Continuous categories strengthen diachronic theory

Whitney Tabor

Fri. 10:00-11:40 B

Early variable rule models (e.g., Weinreich, Labov, and Herzog 1968, Wolfram 1969, Labov 1969) proposed that quantitative information should be included in grammatical description, although they put little constraint on what rules could be variable and what probabilities could be assigned to the rules. Recent studies in historical syntax (e.g., Kroch 1989, Pintzuk 1991, Taylor 1994) push the notion much further by hypothesizing that probabilities are associated with highly abstract syntactic parameters. Thus all the linguistic expressions a given parameter controls are expected to exhibit parallel quantitative change. Even these "Variable Parameter" models, however, stop short of proposing a link between quantitative properties of the data and the choice about which parameters to activate. In this sense, quantitative and categorical information remain neatly separated.

By contrast, Tabor 1995 describes a model which predicts strong interaction between quantitative and categorical features of grammatical representation. This model, implemented in a Connectionist network, may aptly be called a "Continuous Category Model" (CCM) for it replaces the discrete categories of standard grammars with clusters of points in a continuous space. Two predictions about syntactic change distinguish CCMs from the Variable Parameter models: (1) persistent quantitative change can lead to categorical change; (2) the ordering of categorical changes will reflect the distributional similarity structure of the data---if type B is intermediate between type A and type C, then a change from A to C will proceed via B. These two claims are not at odds with the Variable Parameter models but they reflect a further strengthening of the variationist hypothesis, since those models do not make any predictions about the relative timing of categorical changes. Evidence for claim (1) has been provided by Tabor 1993, 1994, and 1995. Here, I show how data from the history of the English gerund support claim (2).
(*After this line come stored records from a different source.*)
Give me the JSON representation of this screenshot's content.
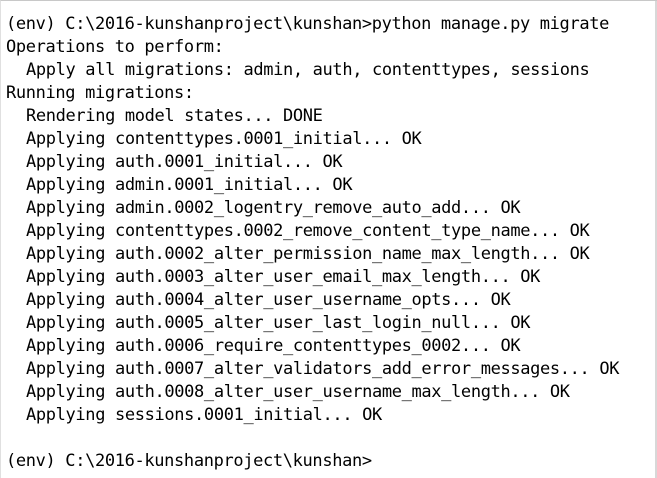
{
  "terminal": {
    "command_prompt": "(env) C:\\2016-kunshanproject\\kunshan>python manage.py migrate",
    "operations_header": "Operations to perform:",
    "apply_all": "Apply all migrations: admin, auth, contenttypes, sessions",
    "running_header": "Running migrations:",
    "rendering": "Rendering model states... DONE",
    "migrations": [
      "Applying contenttypes.0001_initial... OK",
      "Applying auth.0001_initial... OK",
      "Applying admin.0001_initial... OK",
      "Applying admin.0002_logentry_remove_auto_add... OK",
      "Applying contenttypes.0002_remove_content_type_name... OK",
      "Applying auth.0002_alter_permission_name_max_length... OK",
      "Applying auth.0003_alter_user_email_max_length... OK",
      "Applying auth.0004_alter_user_username_opts... OK",
      "Applying auth.0005_alter_user_last_login_null... OK",
      "Applying auth.0006_require_contenttypes_0002... OK",
      "Applying auth.0007_alter_validators_add_error_messages... OK",
      "Applying auth.0008_alter_user_username_max_length... OK",
      "Applying sessions.0001_initial... OK"
    ],
    "final_prompt": "(env) C:\\2016-kunshanproject\\kunshan>"
  }
}
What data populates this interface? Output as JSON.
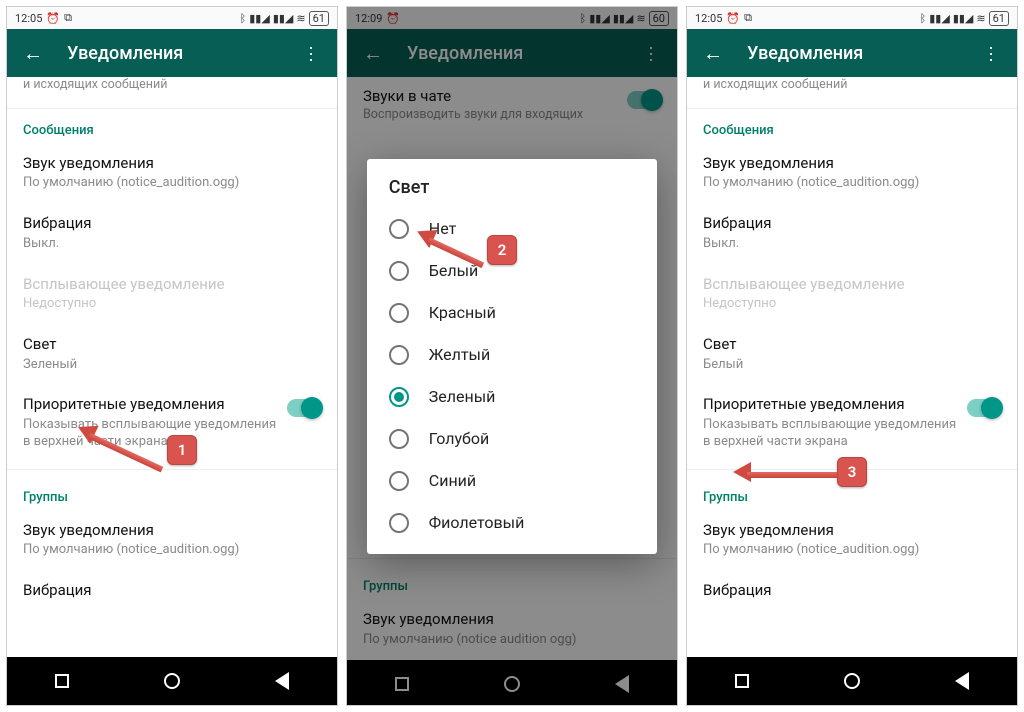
{
  "status": {
    "time_a": "12:05",
    "time_b": "12:09",
    "battery_a": "61",
    "battery_b": "60"
  },
  "appbar": {
    "title": "Уведомления"
  },
  "truncated_subtitle_line1_hidden": "Воспроизводить звуки для входящих",
  "truncated_subtitle_line2": "и исходящих сообщений",
  "chat_sounds": {
    "title": "Звуки в чате",
    "subtitle": "Воспроизводить звуки для входящих"
  },
  "section_messages": "Сообщения",
  "section_groups": "Группы",
  "items": {
    "sound": {
      "title": "Звук уведомления",
      "value": "По умолчанию (notice_audition.ogg)"
    },
    "vibration": {
      "title": "Вибрация",
      "value": "Выкл."
    },
    "popup": {
      "title": "Всплывающее уведомление",
      "value": "Недоступно"
    },
    "light": {
      "title": "Свет",
      "value_a": "Зеленый",
      "value_c": "Белый"
    },
    "priority": {
      "title": "Приоритетные уведомления",
      "subtitle": "Показывать всплывающие уведомления в верхней части экрана"
    },
    "group_sound": {
      "title": "Звук уведомления",
      "value": "По умолчанию (notice_audition.ogg)"
    },
    "group_vibration_title": "Вибрация",
    "group_sound_value_truncated": "По умолчанию (notice audition ogg)"
  },
  "dialog": {
    "title": "Свет",
    "options": [
      "Нет",
      "Белый",
      "Красный",
      "Желтый",
      "Зеленый",
      "Голубой",
      "Синий",
      "Фиолетовый"
    ],
    "selected_index": 4
  },
  "callouts": {
    "c1": "1",
    "c2": "2",
    "c3": "3"
  }
}
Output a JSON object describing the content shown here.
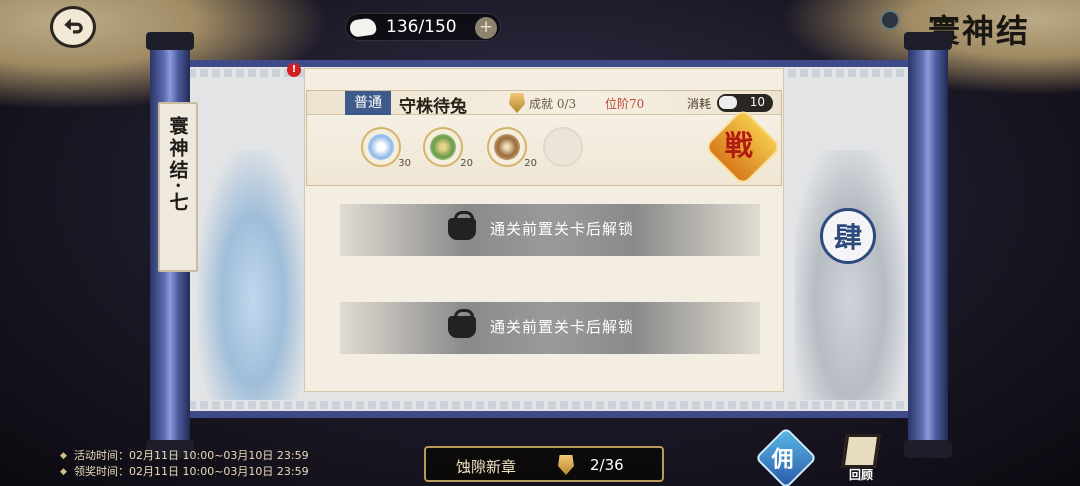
{
  "header": {
    "event_title": "寰神结",
    "resource": {
      "text": "136/150",
      "plus": "+"
    }
  },
  "chapter": {
    "banner": "寰神结·七",
    "next_seal": "肆"
  },
  "stage": {
    "difficulty": "普通",
    "name": "守株待兔",
    "achievement": "成就 0/3",
    "rank": "位阶70",
    "cost_label": "消耗",
    "cost_value": "10",
    "rewards": [
      {
        "icon": "crystal-star-icon",
        "count": "30"
      },
      {
        "icon": "green-ornament-icon",
        "count": "20"
      },
      {
        "icon": "bronze-shield-icon",
        "count": "20"
      },
      {
        "icon": "empty-slot-icon",
        "count": ""
      }
    ],
    "fight_label": "戦"
  },
  "locked_rows": [
    {
      "text": "通关前置关卡后解锁"
    },
    {
      "text": "通关前置关卡后解锁"
    }
  ],
  "alert": "!",
  "footer": {
    "activity_time": "活动时间：02月11日 10:00~03月10日 23:59",
    "reward_time": "领奖时间：02月11日 10:00~03月10日 23:59",
    "progress_label": "蚀隙新章",
    "progress_value": "2/36",
    "mirror_label": "佣",
    "review_label": "回顾"
  }
}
Many researchers have found evidence that over the course of the Middle English period, the gerund acquired an increasingly "verbal" character (e.g., Poutsma 1923, Mosse 1938, Tajima 1985). The -ung ancestor of the modern -ing first spread across a wider and wider set of verbs (late OE), then began to occur in conjuction with prepositional complements (c. 1200), then with direct objects (c. 1300), and ultimately spread to passive and perfect constructions (late 1500's). Abney 1987 notes that this chronology is consistent with a proposal by Jackendoff 1977 that the history of the gerund involved the accommodation of a series of successively more abstract VPs under the scope of the gerundial affix. I show how a CCM implemented in a Connectionist network and trained on the distributional data generated by Jackendoff/Abney's grammar, correctly predicts the ordering of the changes. This result provides evidence that measurement of relative similarity (the bread and butter of CCMs) is a crucial ingredient in grammatical representation. It also indicates that variable parameter models would do well to replace the parameter independence assumption with a claim about parameter interaction. Finally it illustrates a method for combining the structural insights of standard, discrete category grammars with the historical modeling advantages of CCMs.